Strobel Oliver, Schneider Lutz, Philipp Sebastian, Fritz Stefan, Büchler Markus W, Hackert Thilo
Department of Surgery, University of Heidelberg, Im Neuenheimer Feld 110, 69120, Heidelberg, Germany.
Langenbecks Arch Surg. 2015 Oct;400(7):837-41. doi: 10.1007/s00423-015-1321-z. Epub 2015 Jul 7.
Elective pancreatic surgery can be carried out with mortality rates below 5% in specialized centers today. Only few data exist on pancreatic resections in emergency situations. The aim of the study was to characterize indications, procedures, and outcome of emergency pancreatic surgery in a tertiary center.
Prospectively collected data of all patients undergoing pancreatic operations at the authors' institution between October 2001 and December 2012 were analyzed regarding primary emergency operations in terms of indications, procedures, perioperative complications, and outcome. Emergency operations after preceding resections were excluded from the analysis.
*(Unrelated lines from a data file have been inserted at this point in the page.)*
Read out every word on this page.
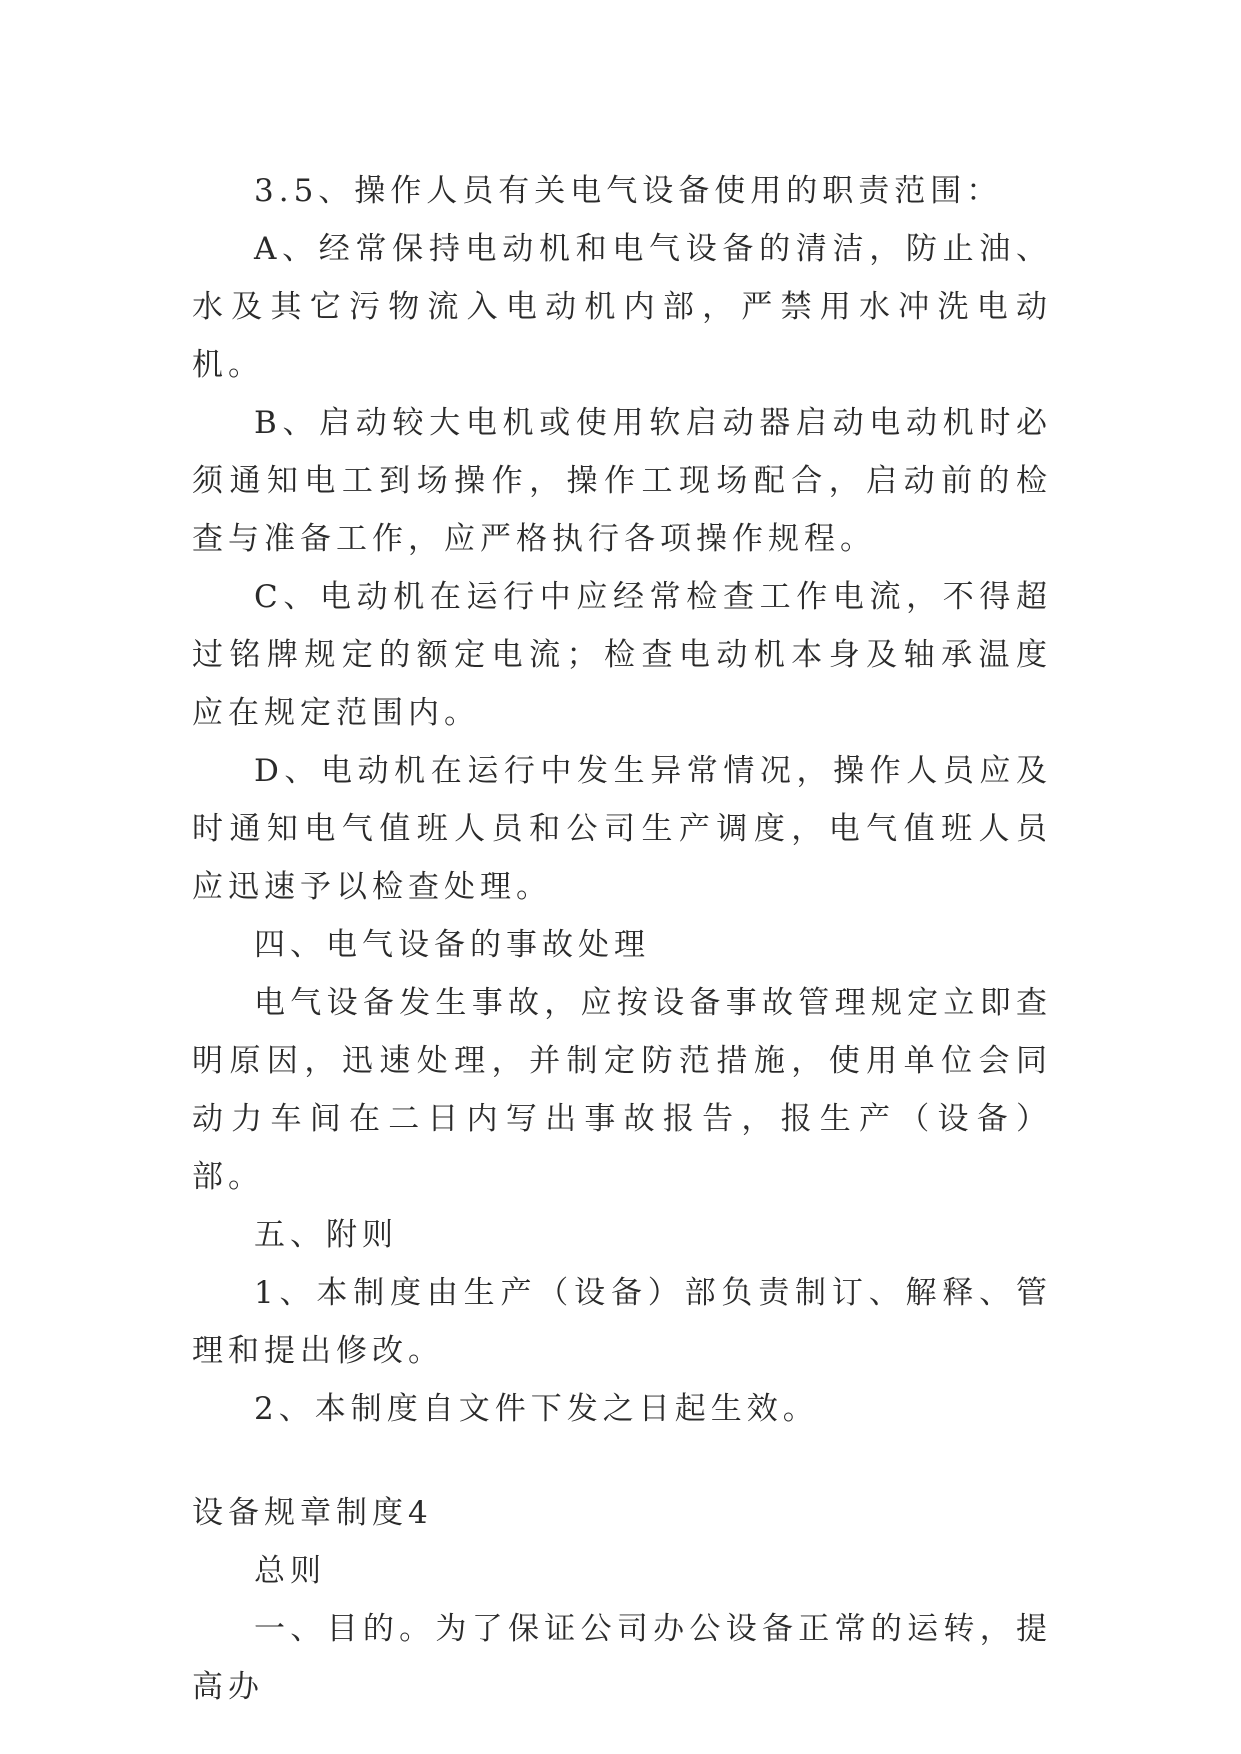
3.5、操作人员有关电气设备使用的职责范围：

A、经常保持电动机和电气设备的清洁，防止油、水及其它污物流入电动机内部，严禁用水冲洗电动机。

B、启动较大电机或使用软启动器启动电动机时必须通知电工到场操作，操作工现场配合，启动前的检查与准备工作，应严格执行各项操作规程。

C、电动机在运行中应经常检查工作电流，不得超过铭牌规定的额定电流；检查电动机本身及轴承温度应在规定范围内。

D、电动机在运行中发生异常情况，操作人员应及时通知电气值班人员和公司生产调度，电气值班人员应迅速予以检查处理。

四、电气设备的事故处理

电气设备发生事故，应按设备事故管理规定立即查明原因，迅速处理，并制定防范措施，使用单位会同动力车间在二日内写出事故报告，报生产（设备）部。

五、附则

1、本制度由生产（设备）部负责制订、解释、管理和提出修改。

2、本制度自文件下发之日起生效。

设备规章制度4

总则

一、目的。为了保证公司办公设备正常的运转，提高办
Twenty-three emergency operations were performed during the observation period. Indications were duodenal perforation (n = 8), upper GI bleeding (n = 6), complicated pseudocysts (n = 3), bile duct perforation (n = 2), pancreatic bleeding after blunt abdominal trauma (n = 1), pancreatic stent perforation (n = 1), necrotizing cholecystitis (n = 1), and ileus (n = 1). Procedures included partial and total duodeno-pancreatectomy (n = 15), cystojejunostomy (n = 2), distal pancreatectomy (n = 4), reconstruction of the ampulla Vateri (n = 1), and duodenectomy (n = 1). Median intraoperative blood loss was 750 (200-2500) ml and OP time 4.25 (1.75-9.25) h. Mean ICU stay was 21.3 (1-80) days with an overall surgical morbidity of 52.2%. Overall in-hospital mortality was 34.8% (8/23 pat.).
Emergency pancreatic operations are infrequent and mainly performed due to duodenal perforation or bleeding; blunt abdominal trauma is rarely leading to emergency pancreas resections. They are associated with an increased morbidity and mortality and require a high level of surgical as well as interdisciplinary experience. Perioperative anesthesiological care and interventional radiological complication management are essential to improve outcome in this selective patient collective.
如今在专业中心,择期胰腺手术的死亡率可低于5%。关于急诊情况下胰腺切除术的数据很少。本研究的目的是描述三级中心急诊胰腺手术的适应症、手术方式及结果。
对2001年10月至2012年12月期间在作者所在机构接受胰腺手术的所有患者的前瞻性收集数据进行分析,内容包括初次急诊手术的适应症、手术方式、围手术期并发症及结果。分析排除了先前切除术后的急诊手术。
观察期间共进行了23例急诊手术。适应症包括十二指肠穿孔(n = 8)、上消化道出血(n = 6)、复杂性假性囊肿(n = 3)、胆管穿孔(n = 2)、钝性腹部外伤后胰腺出血(n = 1)、胰腺支架穿孔(n = 1)、坏死性胆囊炎(n = 1)及肠梗阻(n = 1)。手术方式包括部分及全十二指肠胰切除术(n = 15)、囊肿空肠吻合术(n = 2)、胰体尾切除术(n = 4)、 Vater壶腹重建术(n = 1)及十二指肠切除术(n = 1)。术中中位失血量为750(200 - 2500)ml,手术时间为4.25(1.75 - 9.25)小时。平均重症监护病房停留时间为21.3(1 - 80)天,总体手术并发症发生率为52.2%。总体住院死亡率为34.8%(8/23例患者)。
急诊胰腺手术不常见,主要因十二指肠穿孔或出血而进行;钝性腹部外伤很少导致急诊胰腺切除术。它们与发病率和死亡率增加相关,需要高水平的外科及多学科经验。围手术期麻醉护理及介入放射学并发症管理对于改善这一特定患者群体的结局至关重要。